Viele Masernfälle in Deutschland |
Christina Hohmann-Jeddi |
27.09.2024 17:00 Uhr |
Für den Anstieg der Fallzahlen in Deutschland gebe es keine einzelne Ursache, berichtete Sander, der Vorstandsmitglied der Deutschen Gesellschaft für Infektiologie ist. Er könne zum einen damit zusammenhängen, dass die Immunität in der Bevölkerung leicht gesunken sei, weil viele durch die Kontaktbeschränkungen während der Corona-Pandemie kaum in Kontakt mit Krankheitserregern gekommen seien. Zum anderen zeigten Studien, dass die Impfbereitschaft nachgelassen habe. »Es reicht schon, wenn ein paar weniger Leute sich impfen lassen, damit es zu Ausbrüchen kommt.«
Seit 2020 ist es in Kitas und Schulen vor der Neuaufnahme für Kinder ab einem Jahr Pflicht, eine Masernimpfung vorzuweisen. Nach Angaben des RKI erfolgt die Masernimpfung bei vielen Kindern aber zu spät oder nicht vollständig. Nur knapp 81 Prozent der Kinder, die 2019 geboren wurden, hatten im Alter von zwei Jahren beide Impfungen erhalten.
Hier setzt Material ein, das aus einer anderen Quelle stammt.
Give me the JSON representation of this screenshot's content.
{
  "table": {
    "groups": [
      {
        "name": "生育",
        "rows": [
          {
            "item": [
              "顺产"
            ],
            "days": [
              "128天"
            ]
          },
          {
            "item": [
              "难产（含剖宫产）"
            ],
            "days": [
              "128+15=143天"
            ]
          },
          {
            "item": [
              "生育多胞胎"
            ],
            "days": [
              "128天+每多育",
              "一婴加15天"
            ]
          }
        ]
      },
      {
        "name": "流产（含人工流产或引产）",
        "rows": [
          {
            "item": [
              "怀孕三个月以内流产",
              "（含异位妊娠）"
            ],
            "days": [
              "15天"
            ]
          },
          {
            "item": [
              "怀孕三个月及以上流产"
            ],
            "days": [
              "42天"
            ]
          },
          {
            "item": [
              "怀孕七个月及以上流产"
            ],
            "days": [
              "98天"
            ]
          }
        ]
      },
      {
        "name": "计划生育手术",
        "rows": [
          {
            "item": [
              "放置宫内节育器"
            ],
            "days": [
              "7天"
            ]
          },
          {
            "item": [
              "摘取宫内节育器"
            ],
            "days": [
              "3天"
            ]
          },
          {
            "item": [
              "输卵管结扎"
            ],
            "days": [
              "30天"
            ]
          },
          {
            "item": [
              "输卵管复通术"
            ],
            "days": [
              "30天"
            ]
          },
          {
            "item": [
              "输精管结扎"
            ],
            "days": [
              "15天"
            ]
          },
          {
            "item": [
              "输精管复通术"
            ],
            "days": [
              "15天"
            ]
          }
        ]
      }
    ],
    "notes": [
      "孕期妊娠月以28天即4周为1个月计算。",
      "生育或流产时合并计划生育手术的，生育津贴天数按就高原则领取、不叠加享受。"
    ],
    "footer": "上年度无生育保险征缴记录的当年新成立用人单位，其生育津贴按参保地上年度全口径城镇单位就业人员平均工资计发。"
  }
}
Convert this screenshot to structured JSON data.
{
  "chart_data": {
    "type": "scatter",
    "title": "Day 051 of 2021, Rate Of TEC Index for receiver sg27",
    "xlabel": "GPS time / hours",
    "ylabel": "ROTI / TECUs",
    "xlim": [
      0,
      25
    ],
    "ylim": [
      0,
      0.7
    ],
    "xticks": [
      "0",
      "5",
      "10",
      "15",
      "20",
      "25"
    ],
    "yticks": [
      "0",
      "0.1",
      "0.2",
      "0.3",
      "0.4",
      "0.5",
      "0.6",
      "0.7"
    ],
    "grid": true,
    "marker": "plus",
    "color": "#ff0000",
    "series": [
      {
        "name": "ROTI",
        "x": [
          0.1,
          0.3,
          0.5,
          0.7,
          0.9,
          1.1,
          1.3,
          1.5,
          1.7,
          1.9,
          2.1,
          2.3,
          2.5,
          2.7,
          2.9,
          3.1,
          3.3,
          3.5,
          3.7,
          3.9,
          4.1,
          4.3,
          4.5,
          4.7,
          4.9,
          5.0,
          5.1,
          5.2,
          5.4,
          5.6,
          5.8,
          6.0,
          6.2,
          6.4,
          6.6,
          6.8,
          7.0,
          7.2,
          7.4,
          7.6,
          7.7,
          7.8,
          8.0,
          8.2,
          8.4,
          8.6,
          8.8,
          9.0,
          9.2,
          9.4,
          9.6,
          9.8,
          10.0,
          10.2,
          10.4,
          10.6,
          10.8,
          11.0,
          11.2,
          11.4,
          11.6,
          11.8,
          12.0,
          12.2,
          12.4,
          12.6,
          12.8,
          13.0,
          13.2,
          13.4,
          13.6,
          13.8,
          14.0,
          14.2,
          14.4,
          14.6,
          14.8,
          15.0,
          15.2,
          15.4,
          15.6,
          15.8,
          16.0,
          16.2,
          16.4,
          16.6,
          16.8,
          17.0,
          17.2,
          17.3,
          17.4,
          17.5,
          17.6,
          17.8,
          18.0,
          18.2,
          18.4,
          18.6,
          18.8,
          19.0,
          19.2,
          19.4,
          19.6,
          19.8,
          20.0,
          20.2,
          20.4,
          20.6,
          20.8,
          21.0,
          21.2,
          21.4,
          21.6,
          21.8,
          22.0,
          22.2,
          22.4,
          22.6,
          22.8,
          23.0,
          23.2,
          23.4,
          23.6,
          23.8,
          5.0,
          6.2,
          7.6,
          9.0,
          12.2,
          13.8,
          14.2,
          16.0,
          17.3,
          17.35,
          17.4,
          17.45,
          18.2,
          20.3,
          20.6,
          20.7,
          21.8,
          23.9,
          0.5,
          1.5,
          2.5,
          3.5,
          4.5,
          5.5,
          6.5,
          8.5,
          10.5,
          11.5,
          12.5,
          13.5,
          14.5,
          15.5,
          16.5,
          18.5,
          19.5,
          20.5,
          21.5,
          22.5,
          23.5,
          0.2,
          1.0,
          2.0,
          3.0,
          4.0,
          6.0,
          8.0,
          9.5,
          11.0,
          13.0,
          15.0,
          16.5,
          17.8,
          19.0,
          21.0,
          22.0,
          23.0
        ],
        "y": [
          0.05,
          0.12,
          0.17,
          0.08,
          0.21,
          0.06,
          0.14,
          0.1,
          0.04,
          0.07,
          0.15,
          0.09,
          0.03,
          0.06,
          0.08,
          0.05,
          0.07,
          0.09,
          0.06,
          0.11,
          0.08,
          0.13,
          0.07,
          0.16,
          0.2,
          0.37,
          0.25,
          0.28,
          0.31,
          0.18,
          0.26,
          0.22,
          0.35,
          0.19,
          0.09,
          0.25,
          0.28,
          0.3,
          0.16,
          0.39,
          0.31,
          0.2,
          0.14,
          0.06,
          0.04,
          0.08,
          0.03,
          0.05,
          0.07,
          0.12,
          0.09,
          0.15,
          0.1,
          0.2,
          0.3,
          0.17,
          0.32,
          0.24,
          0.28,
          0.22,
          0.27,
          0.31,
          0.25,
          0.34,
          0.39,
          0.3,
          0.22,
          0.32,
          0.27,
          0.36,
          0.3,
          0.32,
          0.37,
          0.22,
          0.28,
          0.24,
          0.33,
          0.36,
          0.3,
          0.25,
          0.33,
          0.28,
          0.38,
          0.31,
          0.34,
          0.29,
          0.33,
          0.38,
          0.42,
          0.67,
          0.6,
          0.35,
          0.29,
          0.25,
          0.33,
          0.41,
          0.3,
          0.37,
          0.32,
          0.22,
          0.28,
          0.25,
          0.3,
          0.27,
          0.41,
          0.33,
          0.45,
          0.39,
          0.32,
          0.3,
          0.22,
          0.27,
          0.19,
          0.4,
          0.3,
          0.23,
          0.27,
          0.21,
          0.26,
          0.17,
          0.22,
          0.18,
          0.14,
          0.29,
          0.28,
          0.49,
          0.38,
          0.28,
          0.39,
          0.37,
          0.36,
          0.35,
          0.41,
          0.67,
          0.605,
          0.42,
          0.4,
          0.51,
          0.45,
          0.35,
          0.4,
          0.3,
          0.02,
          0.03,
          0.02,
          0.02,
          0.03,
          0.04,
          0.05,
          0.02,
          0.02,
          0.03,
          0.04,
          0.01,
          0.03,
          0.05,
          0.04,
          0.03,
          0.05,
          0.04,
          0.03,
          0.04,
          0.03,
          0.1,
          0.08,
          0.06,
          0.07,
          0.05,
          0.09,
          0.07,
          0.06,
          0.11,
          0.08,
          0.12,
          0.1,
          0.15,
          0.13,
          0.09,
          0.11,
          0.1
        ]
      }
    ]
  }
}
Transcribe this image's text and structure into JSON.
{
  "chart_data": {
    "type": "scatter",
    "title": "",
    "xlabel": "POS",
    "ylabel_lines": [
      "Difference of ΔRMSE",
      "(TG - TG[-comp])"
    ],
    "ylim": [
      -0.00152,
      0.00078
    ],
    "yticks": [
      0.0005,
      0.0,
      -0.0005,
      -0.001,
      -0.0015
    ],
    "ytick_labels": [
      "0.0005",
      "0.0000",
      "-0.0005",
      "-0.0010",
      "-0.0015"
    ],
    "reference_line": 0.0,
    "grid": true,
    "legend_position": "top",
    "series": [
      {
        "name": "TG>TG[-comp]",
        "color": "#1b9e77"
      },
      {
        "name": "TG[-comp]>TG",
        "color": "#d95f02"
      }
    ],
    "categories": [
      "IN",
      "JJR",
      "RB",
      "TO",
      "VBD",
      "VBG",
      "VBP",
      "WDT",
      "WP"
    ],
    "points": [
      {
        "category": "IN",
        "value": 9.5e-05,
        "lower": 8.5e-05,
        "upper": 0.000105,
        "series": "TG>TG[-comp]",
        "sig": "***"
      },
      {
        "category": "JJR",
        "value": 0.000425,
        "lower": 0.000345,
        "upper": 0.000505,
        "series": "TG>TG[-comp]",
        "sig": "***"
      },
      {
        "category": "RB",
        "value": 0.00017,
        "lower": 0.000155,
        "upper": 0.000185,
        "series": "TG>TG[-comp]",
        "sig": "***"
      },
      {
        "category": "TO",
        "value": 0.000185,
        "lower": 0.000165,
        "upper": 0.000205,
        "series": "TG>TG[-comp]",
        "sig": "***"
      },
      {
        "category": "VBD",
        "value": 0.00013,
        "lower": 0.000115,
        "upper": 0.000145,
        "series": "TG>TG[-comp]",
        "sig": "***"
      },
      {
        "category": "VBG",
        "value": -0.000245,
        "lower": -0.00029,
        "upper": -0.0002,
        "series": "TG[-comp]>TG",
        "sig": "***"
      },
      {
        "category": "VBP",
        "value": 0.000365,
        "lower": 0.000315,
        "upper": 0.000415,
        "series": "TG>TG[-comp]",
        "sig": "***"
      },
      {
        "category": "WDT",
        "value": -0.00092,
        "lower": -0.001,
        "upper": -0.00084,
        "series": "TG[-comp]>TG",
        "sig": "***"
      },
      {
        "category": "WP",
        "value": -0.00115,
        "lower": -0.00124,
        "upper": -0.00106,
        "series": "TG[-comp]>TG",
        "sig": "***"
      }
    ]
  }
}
Masern gehören laut dem RKI-Ratgeber Masern zu den ansteckendsten Infektionskrankheiten überhaupt. Die RNA-Viren werden durch das Einatmen infektiöser Tröpfchen übertragen, die etwa beim Sprechen, Husten oder Niesen entstehen, oder aerogen über Tröpfchen sowie durch Kontakt mit infektiösen Sekreten aus Nase oder Rachen. Das Masernvirus führt bereits bei kurzer Exposition zu einer Infektion und löst bei fast allen ungeschützten Infizierten eine klinische Symptomatik aus (mehr als 90 Prozent).
Nach einer Inkubationszeit von etwa 7 bis 21 Tagen beginnt eine Erkrankung meist mit Fieber, Bindehautentzündung, Schnupfen, Husten und Kopfschmerzen und kalkspritzerartigen weißen Flecken an der Mundschleimhaut. Wenige Tage später steigt das Fieber und es bildet sich der für die Masern typische Hautausschlag mit bräunlich-rosafarbenen Flecken. Das Exanthem beginnt typischerweise im Gesicht und hinter den Ohren, verteilt sich dann und bleibt bis zu einer Woche bestehen. Durch die Infektion entsteht eine vorübergehende Immunschwäche, die Monate bis Jahre andauern kann und die zum Teil zu schweren Sekundärinfektionen wie Lungenentzündungen führen kann.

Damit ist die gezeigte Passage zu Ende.